Pero es otro factor sobre el que quiero incidir y que creo que afecta sobremanera en esta percepción de negativa del llamado envejecimiento poblacional. Seguimos midiendo la vejez y sus consecuencias con los mismos parámetros que utilizábamos en el siglo pasado. Nos hacemos viejos estadísticamente a los 60.
¿De verdad envejecemos a los 60?
Si hoy preguntáramos a cualquier persona si considera que alguien con 50 o 60 años es vieja, nos contestaría sin género de dudas, que NO.
¿Por qué ya no somos viejos cuando cumplimos 60 años?
Diría, coloquialmente y de forma muy básica, que identificamos el concepto vejez con los siguientes factores y consecuencias esencialmente económicas y negativas:
- Dependencia física: necesidades de apoyo, mayor necesidad de asistencia social y sanitaria, y mayor gasto público implicado.
- Dependencia económica o ausencia de productividad: inclusión en las denominadas clases pasivas como personas no productivas y perceptoras de ingresos provenientes de las cajas de pensiones.
Parece evidente que el punto de corte de la vejez no pueden ser los 60, ni los 64, si siquiera, quizás, la edad porque hoy una gran mayoría de las personas de 60 años ni son dependientes económicamente ni lo son socialmente.
La sociedad evoluciona gracias a los avances médicos
Nuestra sociedad ha cambiado drásticamente, gracias a los avances en la medicina, siendo un éxito que la esperanza de vida se alargue. Nos hemos desarrollado técnicamente, disminuyendo la dependencia gracias a los apoyos técnicos que podemos proporcionar. Nuestras leyes cambian y eliminan la discapacidad sustituyéndola por la provisión de apoyos, para reconocer y generar mayores niveles de autonomía; no dejamos de trabajar/producir a los 60, ni a los 65.
Todo ello grandes logros de nuestra sociedad por los que nos tenemos que felicitar. Y sin embargo nuestros instrumentos para medir la vejez siguen siendo los mismos, manteniendo sus parámetros de cálculo.

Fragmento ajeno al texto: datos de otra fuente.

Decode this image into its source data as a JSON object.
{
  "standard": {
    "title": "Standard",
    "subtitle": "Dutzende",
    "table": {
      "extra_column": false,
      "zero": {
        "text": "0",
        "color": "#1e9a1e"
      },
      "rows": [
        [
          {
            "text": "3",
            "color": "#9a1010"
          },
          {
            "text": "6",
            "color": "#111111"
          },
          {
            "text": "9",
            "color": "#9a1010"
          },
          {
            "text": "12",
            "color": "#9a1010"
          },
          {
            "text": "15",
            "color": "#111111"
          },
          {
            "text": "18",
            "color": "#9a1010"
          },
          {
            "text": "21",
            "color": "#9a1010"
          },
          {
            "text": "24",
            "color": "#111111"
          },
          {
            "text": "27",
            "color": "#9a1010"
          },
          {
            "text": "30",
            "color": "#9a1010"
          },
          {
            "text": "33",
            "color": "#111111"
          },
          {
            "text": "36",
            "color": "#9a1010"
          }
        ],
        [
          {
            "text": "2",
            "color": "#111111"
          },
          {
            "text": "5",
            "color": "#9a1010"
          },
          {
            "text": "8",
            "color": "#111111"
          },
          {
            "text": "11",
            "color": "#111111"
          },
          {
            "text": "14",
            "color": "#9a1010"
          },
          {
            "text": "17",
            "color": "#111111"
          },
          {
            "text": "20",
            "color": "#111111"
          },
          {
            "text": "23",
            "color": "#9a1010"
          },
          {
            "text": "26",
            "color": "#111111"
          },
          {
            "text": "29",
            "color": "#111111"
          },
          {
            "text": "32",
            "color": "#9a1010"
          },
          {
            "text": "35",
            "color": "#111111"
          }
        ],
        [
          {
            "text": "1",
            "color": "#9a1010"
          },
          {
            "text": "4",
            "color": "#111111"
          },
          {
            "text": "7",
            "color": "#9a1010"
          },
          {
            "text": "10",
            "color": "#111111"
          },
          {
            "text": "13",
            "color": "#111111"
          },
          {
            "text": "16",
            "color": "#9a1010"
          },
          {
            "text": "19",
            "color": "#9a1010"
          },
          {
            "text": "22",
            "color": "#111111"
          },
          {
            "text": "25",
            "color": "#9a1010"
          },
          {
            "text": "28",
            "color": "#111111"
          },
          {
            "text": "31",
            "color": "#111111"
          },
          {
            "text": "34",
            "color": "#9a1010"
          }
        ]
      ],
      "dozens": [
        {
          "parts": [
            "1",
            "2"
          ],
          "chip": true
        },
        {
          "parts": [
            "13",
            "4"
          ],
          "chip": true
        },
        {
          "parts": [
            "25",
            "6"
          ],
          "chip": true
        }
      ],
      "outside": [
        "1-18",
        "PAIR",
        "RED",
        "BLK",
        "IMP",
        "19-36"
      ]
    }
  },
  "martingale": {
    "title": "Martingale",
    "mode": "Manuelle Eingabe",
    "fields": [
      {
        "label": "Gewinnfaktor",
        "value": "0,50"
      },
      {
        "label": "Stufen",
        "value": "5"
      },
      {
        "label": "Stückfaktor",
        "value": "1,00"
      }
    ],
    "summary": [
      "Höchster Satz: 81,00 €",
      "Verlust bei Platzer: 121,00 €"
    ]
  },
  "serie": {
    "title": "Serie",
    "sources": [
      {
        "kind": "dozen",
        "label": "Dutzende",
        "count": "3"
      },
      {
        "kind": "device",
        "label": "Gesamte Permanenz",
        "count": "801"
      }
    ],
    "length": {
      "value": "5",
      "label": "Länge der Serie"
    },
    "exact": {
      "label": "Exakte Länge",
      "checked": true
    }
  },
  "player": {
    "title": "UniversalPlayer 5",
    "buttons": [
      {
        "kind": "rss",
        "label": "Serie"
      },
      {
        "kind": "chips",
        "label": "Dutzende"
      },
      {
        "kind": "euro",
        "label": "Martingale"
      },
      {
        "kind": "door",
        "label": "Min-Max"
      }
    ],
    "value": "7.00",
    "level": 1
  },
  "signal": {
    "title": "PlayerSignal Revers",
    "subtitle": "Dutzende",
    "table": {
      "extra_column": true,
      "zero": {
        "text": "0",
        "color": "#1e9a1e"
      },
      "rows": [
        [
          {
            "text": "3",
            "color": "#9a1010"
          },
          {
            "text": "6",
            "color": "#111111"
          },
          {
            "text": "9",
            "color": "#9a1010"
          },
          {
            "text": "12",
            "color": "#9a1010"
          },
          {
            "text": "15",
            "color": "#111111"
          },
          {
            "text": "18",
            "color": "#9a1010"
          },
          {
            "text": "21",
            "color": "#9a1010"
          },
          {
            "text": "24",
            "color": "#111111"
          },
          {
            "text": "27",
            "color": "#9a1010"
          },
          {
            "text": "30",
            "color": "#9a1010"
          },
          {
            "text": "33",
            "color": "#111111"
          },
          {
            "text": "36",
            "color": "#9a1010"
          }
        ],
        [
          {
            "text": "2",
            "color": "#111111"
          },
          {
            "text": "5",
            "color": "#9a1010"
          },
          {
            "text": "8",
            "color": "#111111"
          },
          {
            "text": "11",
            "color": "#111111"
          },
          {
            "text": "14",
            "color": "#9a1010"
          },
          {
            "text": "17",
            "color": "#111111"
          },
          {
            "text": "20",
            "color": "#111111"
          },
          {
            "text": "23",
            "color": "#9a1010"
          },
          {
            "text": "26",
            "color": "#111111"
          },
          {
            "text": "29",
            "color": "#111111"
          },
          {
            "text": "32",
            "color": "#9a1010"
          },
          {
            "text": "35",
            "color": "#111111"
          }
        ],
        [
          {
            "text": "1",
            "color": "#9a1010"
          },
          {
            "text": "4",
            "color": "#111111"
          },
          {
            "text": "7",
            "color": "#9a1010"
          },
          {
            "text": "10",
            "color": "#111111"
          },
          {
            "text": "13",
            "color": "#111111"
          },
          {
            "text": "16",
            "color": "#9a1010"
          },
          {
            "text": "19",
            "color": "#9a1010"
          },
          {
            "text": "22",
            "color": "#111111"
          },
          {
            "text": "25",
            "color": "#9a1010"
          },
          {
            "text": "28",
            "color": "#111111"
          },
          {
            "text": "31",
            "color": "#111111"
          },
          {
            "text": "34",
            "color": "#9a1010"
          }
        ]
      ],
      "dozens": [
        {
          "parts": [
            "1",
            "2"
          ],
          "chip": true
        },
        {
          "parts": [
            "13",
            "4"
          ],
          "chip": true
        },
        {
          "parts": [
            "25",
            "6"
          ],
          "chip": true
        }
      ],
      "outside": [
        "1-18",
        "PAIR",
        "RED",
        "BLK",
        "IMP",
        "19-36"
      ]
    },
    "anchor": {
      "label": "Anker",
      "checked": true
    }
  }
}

Seguimos utilizando estadísticas de envejecimiento de nuestras sociedades que sitúan la vejez en los 60. Lo que, en sí mismo, es ya un lenguaje edadista y, por lo tanto, discriminatorio, porque sitúa las consecuencias negativas de una sociedad envejecida a una edad que no se corresponde en absoluto con la realidad. Las herramientas para medir el envejecimiento de las sociedades son las que, en gran medida, están haciendo a las sociedades viejas y están agravando todas las cifras negativas a ello asociadas.
Diferenciar entre los mayores y las personas dependientes, tengan la edad que tengan
Si considerásemos y midiésemos la vejez desde los 80 o incluso, yendo más allá, desde que aparece la dependencia, otro gallo cantaría los datos y las consecuencias derivados de ellos.

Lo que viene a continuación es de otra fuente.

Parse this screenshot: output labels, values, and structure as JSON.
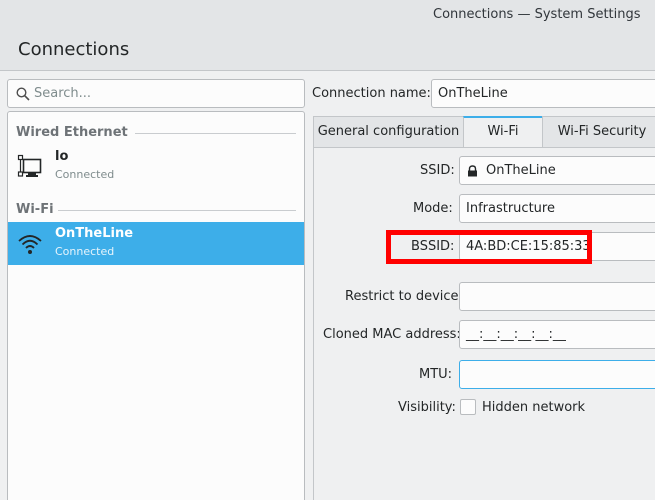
{
  "window": {
    "title": "Connections — System Settings"
  },
  "header": {
    "title": "Connections"
  },
  "search": {
    "placeholder": "Search..."
  },
  "sidebar": {
    "sections": [
      {
        "title": "Wired Ethernet",
        "items": [
          {
            "name": "lo",
            "status": "Connected",
            "icon": "wired-network-icon"
          }
        ]
      },
      {
        "title": "Wi-Fi",
        "items": [
          {
            "name": "OnTheLine",
            "status": "Connected",
            "icon": "wifi-icon",
            "selected": true
          }
        ]
      }
    ]
  },
  "details": {
    "connection_name_label": "Connection name:",
    "connection_name_value": "OnTheLine",
    "tabs": [
      {
        "label": "General configuration"
      },
      {
        "label": "Wi-Fi",
        "active": true
      },
      {
        "label": "Wi-Fi Security"
      }
    ],
    "fields": {
      "ssid_label": "SSID:",
      "ssid_value": "OnTheLine",
      "mode_label": "Mode:",
      "mode_value": "Infrastructure",
      "bssid_label": "BSSID:",
      "bssid_value": "4A:BD:CE:15:85:33",
      "restrict_label": "Restrict to device:",
      "restrict_value": "",
      "cloned_mac_label": "Cloned MAC address:",
      "cloned_mac_value": "__:__:__:__:__:__",
      "mtu_label": "MTU:",
      "mtu_value": "",
      "visibility_label": "Visibility:",
      "hidden_network_label": "Hidden network"
    }
  },
  "colors": {
    "accent": "#3daee9",
    "highlight": "#ff0000",
    "window_bg": "#eff0f1"
  }
}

Es hora de diferenciar entre los mayores y las personas dependientes, tengan estas la edad que tengan. El cambio y adecuación a la realidad del parámetro (año de corte) con el que medimos la consecuencias de la vejez, traería automáticamente un cambio en el análisis de sus consecuencias y en la percepción misma de las personas mayores.

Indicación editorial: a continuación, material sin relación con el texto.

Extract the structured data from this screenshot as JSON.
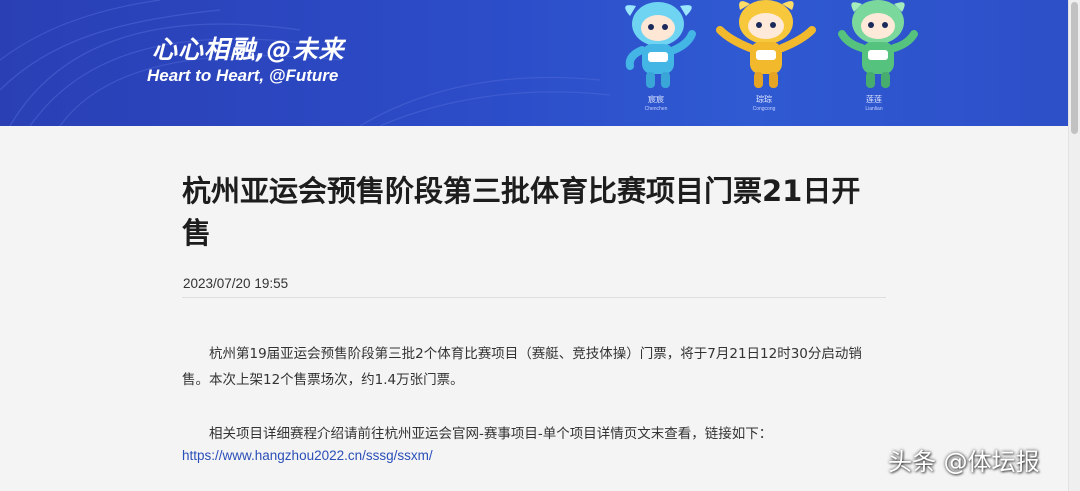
{
  "banner": {
    "slogan_cn": "心心相融,@未来",
    "slogan_en": "Heart to Heart, @Future",
    "mascots": [
      {
        "name": "宸宸",
        "roman": "Chenchen"
      },
      {
        "name": "琮琮",
        "roman": "Congcong"
      },
      {
        "name": "莲莲",
        "roman": "Lianlian"
      }
    ]
  },
  "article": {
    "title": "杭州亚运会预售阶段第三批体育比赛项目门票21日开售",
    "date": "2023/07/20 19:55",
    "paragraph1": "杭州第19届亚运会预售阶段第三批2个体育比赛项目（赛艇、竞技体操）门票，将于7月21日12时30分启动销售。本次上架12个售票场次，约1.4万张门票。",
    "paragraph2": "相关项目详细赛程介绍请前往杭州亚运会官网-赛事项目-单个项目详情页文末查看，链接如下：",
    "link": "https://www.hangzhou2022.cn/sssg/ssxm/"
  },
  "watermark": "头条 @体坛报",
  "colors": {
    "banner": "#2c4cc8",
    "link": "#2a4fb8",
    "page_bg": "#f4f4f4"
  }
}
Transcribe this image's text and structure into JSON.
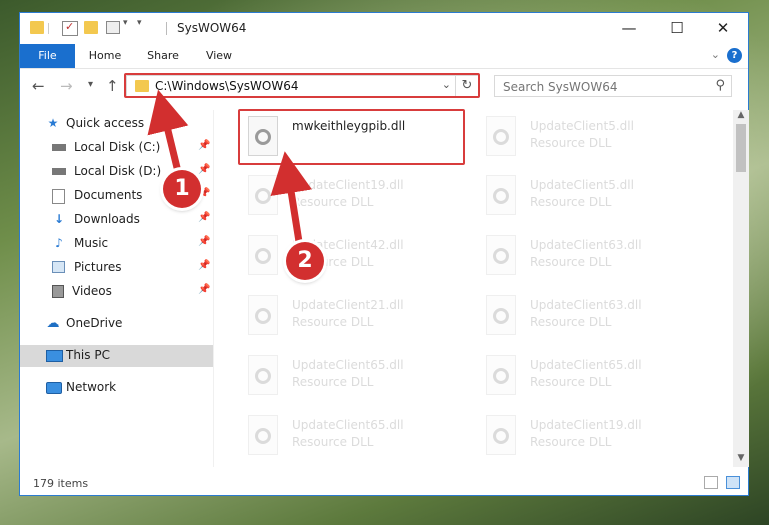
{
  "titlebar": {
    "title": "SysWOW64",
    "minimize": "—",
    "maximize": "☐",
    "close": "✕"
  },
  "ribbon": {
    "tabs": [
      "File",
      "Home",
      "Share",
      "View"
    ],
    "help": "?"
  },
  "address": {
    "path": "C:\\Windows\\SysWOW64"
  },
  "search": {
    "placeholder": "Search SysWOW64"
  },
  "sidebar": {
    "items": [
      {
        "label": "Quick access",
        "icon": "star-icon",
        "pinned": false
      },
      {
        "label": "Local Disk (C:)",
        "icon": "drive-icon",
        "pinned": true
      },
      {
        "label": "Local Disk (D:)",
        "icon": "drive-icon",
        "pinned": true
      },
      {
        "label": "Documents",
        "icon": "documents-icon",
        "pinned": true
      },
      {
        "label": "Downloads",
        "icon": "download-icon",
        "pinned": true
      },
      {
        "label": "Music",
        "icon": "music-icon",
        "pinned": true
      },
      {
        "label": "Pictures",
        "icon": "pictures-icon",
        "pinned": true
      },
      {
        "label": "Videos",
        "icon": "videos-icon",
        "pinned": true
      },
      {
        "label": "OneDrive",
        "icon": "cloud-icon",
        "pinned": false
      },
      {
        "label": "This PC",
        "icon": "computer-icon",
        "pinned": false,
        "selected": true
      },
      {
        "label": "Network",
        "icon": "network-icon",
        "pinned": false
      }
    ]
  },
  "files": [
    {
      "name": "mwkeithleygpib.dll",
      "type": "",
      "highlighted": true
    },
    {
      "name": "UpdateClient5.dll",
      "type": "Resource DLL"
    },
    {
      "name": "UpdateClient19.dll",
      "type": "Resource DLL"
    },
    {
      "name": "UpdateClient5.dll",
      "type": "Resource DLL"
    },
    {
      "name": "UpdateClient42.dll",
      "type": "Resource DLL"
    },
    {
      "name": "UpdateClient63.dll",
      "type": "Resource DLL"
    },
    {
      "name": "UpdateClient21.dll",
      "type": "Resource DLL"
    },
    {
      "name": "UpdateClient63.dll",
      "type": "Resource DLL"
    },
    {
      "name": "UpdateClient65.dll",
      "type": "Resource DLL"
    },
    {
      "name": "UpdateClient65.dll",
      "type": "Resource DLL"
    },
    {
      "name": "UpdateClient65.dll",
      "type": "Resource DLL"
    },
    {
      "name": "UpdateClient19.dll",
      "type": "Resource DLL"
    },
    {
      "name": "",
      "type": ""
    },
    {
      "name": "",
      "type": ""
    }
  ],
  "status": {
    "count": "179 items"
  },
  "annotations": {
    "badge1": "1",
    "badge2": "2",
    "color": "#d22f2f"
  }
}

Nuestro edificio poblacional ha cambiado su forma, pero también lo han hecho las consecuencias asociadas a cada una de las franjas de edad.
Debemos afrontar los desafíos del desarrollo y aprovechar las oportunidades dimanantes de una mayor longevidad (que no del envejecimiento). Necesitamos nuevos enfoques económicos, laborales, financieros, sociales, técnicos, arquitectónicos, mediáticos … que propicien la integración de los individuos y no su discriminación por edad o dependencia.
Y necesitamos, YA, nuevas herramientas para medir la edad de nuestras sociedades y las consecuencias que de ellas se derivan PORQUE NO NOS HACEMOS VIEJOS A LOS 60.